When Mookie Betts blew into town a few weeks ago and humiliated his old team, the writing was on the wall for Bloom. The day after Betts left, the Red Sox essentially forfeited a game because they didn’t have enough major league pitchers available to pitch. After the game, manager Alex Cora offered a prescient quote: “What happened [Monday] happens in the big leagues,” Cora said. “It just happens that people here care and they talk about it and it becomes news.”

Usually, people caring is what teams want, but that caring can become claustrophobic when things go south. The sympathetic view would be to say that Bloom had one pandemic-ravaged season and one lockout-shortened season, and that he didn’t have enough of a body of work with which to judge him.

On the other hand, it’s been four years since he traded Mookie Betts, and the Sox have not found a similar star to fill his shoes (sorry, Rafael Devers is not that guy). Bloom failed at the big things, and failed dramatically. Twenty years from now that’s all people are going to remember.

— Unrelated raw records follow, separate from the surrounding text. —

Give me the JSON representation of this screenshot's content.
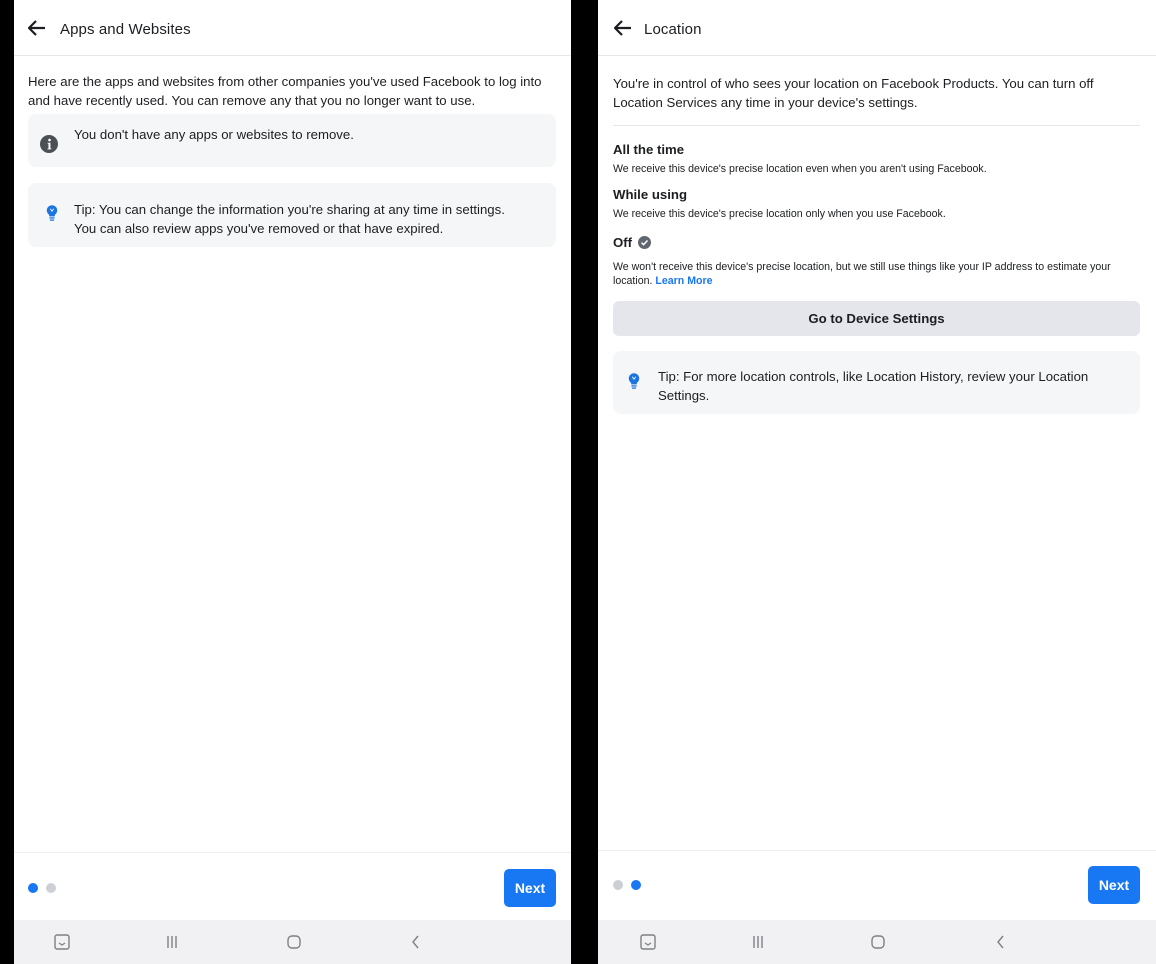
{
  "left_screen": {
    "header": {
      "title": "Apps and Websites",
      "back_icon": "arrow-left-icon"
    },
    "intro": "Here are the apps and websites from other companies you've used Facebook to log into and have recently used. You can remove any that you no longer want to use.",
    "info_card": {
      "icon": "info-icon",
      "text": "You don't have any apps or websites to remove."
    },
    "tip_card": {
      "icon": "lightbulb-icon",
      "text": "Tip: You can change the information you're sharing at any time in settings. You can also review apps you've removed or that have expired."
    },
    "pager": {
      "active_index": 0,
      "count": 2
    },
    "next_label": "Next"
  },
  "right_screen": {
    "header": {
      "title": "Location",
      "back_icon": "arrow-left-icon"
    },
    "intro": "You're in control of who sees your location on Facebook Products. You can turn off Location Services any time in your device's settings.",
    "options": [
      {
        "title": "All the time",
        "desc": "We receive this device's precise location even when you aren't using Facebook."
      },
      {
        "title": "While using",
        "desc": "We receive this device's precise location only when you use Facebook."
      },
      {
        "title": "Off",
        "selected": true,
        "desc": "We won't receive this device's precise location, but we still use things like your IP address to estimate your location.",
        "link": "Learn More"
      }
    ],
    "device_settings_label": "Go to Device Settings",
    "tip_card": {
      "icon": "lightbulb-icon",
      "text": "Tip: For more location controls, like Location History, review your Location Settings."
    },
    "pager": {
      "active_index": 1,
      "count": 2
    },
    "next_label": "Next"
  },
  "nav_bar": {
    "items": [
      "screenshot-icon",
      "recent-apps-icon",
      "home-icon",
      "back-icon"
    ]
  },
  "colors": {
    "accent": "#1877f2",
    "card_bg": "#f5f6f7",
    "button_gray": "#e4e6eb",
    "dot_inactive": "#ccd0d5",
    "tip_icon": "#1b74e4"
  }
}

In his first season, people looking for hope and/or distraction amid a major health crisis saw a rudderless team flop into last place. In his final month, he was shown up by his old star, saw his team literally not have enough pitchers to field a competitive team, and then they lost both legs of a doubleheader to the last-place Yankees. That wouldn’t have earned him high marks in my sixth-grade band class, and it certainly didn’t earn him high marks with the Red Sox faithful.

Nobody bats 1.000 in baseball, either on or off the field, but you have to do the important things correctly. Chaim Bloom is only 40, and will likely get another crack at running a team someday.

I hope he does those big things better in his next stop.